Linberg gleicht zwischenzeitlich aus – Paulick überzeugt trotz vier Gegentreffern

Lea Paulick (Hamburger SV). Foto: Lobeca/Felix Schlikis

Frankfurt – Der Hamburger SV hat am Sonnenabend in der Frauen-Bundesliga bei Eintracht Frankfurt eine klare Niederlage kassiert. Am Ende setzte sich der Favorit nach drei Treffern von Laura Freigang mit 4:1 (1:0) durch, auch wenn der HSV zwischenzeitlich Hoffnung schöpften.

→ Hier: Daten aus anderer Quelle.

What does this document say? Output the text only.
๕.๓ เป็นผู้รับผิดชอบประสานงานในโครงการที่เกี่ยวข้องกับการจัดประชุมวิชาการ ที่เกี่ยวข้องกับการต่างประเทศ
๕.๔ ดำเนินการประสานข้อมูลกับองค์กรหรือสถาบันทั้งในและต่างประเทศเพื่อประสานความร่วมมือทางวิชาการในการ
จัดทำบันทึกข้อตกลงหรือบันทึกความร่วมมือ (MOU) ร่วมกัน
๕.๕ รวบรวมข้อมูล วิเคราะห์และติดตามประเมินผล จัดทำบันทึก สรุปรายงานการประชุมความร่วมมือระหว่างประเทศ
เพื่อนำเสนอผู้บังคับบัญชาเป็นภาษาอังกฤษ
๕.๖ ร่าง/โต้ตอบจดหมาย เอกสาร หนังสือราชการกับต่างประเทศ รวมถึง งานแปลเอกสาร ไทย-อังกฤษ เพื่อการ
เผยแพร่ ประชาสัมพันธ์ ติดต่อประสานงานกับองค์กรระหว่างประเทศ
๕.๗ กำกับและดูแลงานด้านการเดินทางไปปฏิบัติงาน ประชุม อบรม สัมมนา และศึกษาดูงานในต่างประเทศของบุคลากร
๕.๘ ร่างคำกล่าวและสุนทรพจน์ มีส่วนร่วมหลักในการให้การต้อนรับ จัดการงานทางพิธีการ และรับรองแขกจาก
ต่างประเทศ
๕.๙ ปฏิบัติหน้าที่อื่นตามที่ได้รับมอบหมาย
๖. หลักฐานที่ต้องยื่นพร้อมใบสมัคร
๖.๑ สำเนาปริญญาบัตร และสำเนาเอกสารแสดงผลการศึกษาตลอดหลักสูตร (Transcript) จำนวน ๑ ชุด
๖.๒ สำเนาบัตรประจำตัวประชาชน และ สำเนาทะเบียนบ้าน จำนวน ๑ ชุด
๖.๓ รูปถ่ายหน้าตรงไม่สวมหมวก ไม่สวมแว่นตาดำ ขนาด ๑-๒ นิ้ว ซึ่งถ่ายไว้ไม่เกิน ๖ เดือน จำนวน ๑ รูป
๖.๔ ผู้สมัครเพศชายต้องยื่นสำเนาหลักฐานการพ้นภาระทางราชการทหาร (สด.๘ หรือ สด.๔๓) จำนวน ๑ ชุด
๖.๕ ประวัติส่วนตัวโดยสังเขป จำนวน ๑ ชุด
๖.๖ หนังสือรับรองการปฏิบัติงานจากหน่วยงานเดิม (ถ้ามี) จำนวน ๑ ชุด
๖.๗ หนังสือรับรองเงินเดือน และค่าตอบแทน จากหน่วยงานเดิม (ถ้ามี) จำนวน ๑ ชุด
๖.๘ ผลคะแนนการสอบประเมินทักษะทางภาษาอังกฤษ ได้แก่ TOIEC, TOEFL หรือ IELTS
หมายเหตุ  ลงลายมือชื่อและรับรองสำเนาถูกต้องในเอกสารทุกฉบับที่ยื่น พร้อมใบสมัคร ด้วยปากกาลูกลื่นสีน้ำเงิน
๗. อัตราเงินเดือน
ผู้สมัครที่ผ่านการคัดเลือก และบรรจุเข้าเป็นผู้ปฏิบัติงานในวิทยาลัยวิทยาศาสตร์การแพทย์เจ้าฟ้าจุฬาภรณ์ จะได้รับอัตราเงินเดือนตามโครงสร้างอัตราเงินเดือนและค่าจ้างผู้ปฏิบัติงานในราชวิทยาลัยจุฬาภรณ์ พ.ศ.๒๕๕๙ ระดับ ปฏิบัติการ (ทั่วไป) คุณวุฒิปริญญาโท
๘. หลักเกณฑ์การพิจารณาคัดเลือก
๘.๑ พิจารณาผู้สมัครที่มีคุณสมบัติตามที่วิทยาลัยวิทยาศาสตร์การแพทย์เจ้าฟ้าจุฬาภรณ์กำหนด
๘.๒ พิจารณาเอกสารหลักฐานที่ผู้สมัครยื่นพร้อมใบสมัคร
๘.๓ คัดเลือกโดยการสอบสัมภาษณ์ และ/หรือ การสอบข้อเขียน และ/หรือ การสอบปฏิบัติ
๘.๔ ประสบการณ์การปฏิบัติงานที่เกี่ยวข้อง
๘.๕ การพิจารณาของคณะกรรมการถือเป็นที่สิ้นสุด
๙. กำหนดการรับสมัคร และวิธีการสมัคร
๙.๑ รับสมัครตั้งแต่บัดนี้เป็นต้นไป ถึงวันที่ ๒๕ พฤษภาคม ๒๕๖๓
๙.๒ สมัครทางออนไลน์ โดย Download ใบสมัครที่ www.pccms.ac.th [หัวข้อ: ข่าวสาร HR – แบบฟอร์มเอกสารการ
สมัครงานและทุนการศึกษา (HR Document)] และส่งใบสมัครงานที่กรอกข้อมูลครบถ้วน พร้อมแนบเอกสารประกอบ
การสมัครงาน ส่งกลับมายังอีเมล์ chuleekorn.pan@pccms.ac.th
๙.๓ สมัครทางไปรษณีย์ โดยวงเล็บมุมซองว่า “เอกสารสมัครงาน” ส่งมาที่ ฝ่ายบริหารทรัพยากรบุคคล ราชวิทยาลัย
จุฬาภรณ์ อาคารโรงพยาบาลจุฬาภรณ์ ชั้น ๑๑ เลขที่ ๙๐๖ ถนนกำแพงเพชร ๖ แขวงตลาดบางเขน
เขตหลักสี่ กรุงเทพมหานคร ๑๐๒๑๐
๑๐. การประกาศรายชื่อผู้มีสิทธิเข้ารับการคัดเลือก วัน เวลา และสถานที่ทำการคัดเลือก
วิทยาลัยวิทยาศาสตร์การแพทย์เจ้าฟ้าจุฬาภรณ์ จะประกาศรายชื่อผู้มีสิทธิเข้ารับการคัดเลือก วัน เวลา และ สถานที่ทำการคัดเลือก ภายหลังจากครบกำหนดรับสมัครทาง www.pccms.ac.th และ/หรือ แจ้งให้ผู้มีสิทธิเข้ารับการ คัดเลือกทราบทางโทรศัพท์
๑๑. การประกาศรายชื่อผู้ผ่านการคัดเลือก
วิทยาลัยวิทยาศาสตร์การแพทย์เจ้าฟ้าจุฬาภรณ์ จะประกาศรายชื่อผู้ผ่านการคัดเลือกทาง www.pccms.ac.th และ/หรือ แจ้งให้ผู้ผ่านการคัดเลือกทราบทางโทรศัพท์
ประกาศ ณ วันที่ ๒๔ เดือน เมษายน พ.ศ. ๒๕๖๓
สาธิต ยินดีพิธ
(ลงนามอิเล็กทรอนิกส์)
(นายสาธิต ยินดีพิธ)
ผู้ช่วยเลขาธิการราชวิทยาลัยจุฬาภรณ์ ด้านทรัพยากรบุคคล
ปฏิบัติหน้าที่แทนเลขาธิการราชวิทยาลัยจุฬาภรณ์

Für sie bleibt es bei drei Punkten Vorsprung vor den Abstiegsrängen, da SGS Essen gegen den FC Bayern München 0:5 verlor.

Die 1. Halbzeit: Frankfurt effizient – HSV hält lange dagegen

Die Partie begann intensiv, mit vielen Zweikämpfen im Mittelfeld. Frankfurt hatte zwar mehr Ballbesitz, doch die besseren Aktionen gehörten zunächst den Gästen. Mikolajova prüfte früh Altenburg, später verpasste Brunnthaler nach einem starken Antritt die Führung. Mit zunehmender Spielzeit übernahm Frankfurt mehr Kontrolle – und ging schließlich in Führung. Freigang (29.) traf nach Vorarbeit von Memeti zum 1:0 – aus dem Nichts.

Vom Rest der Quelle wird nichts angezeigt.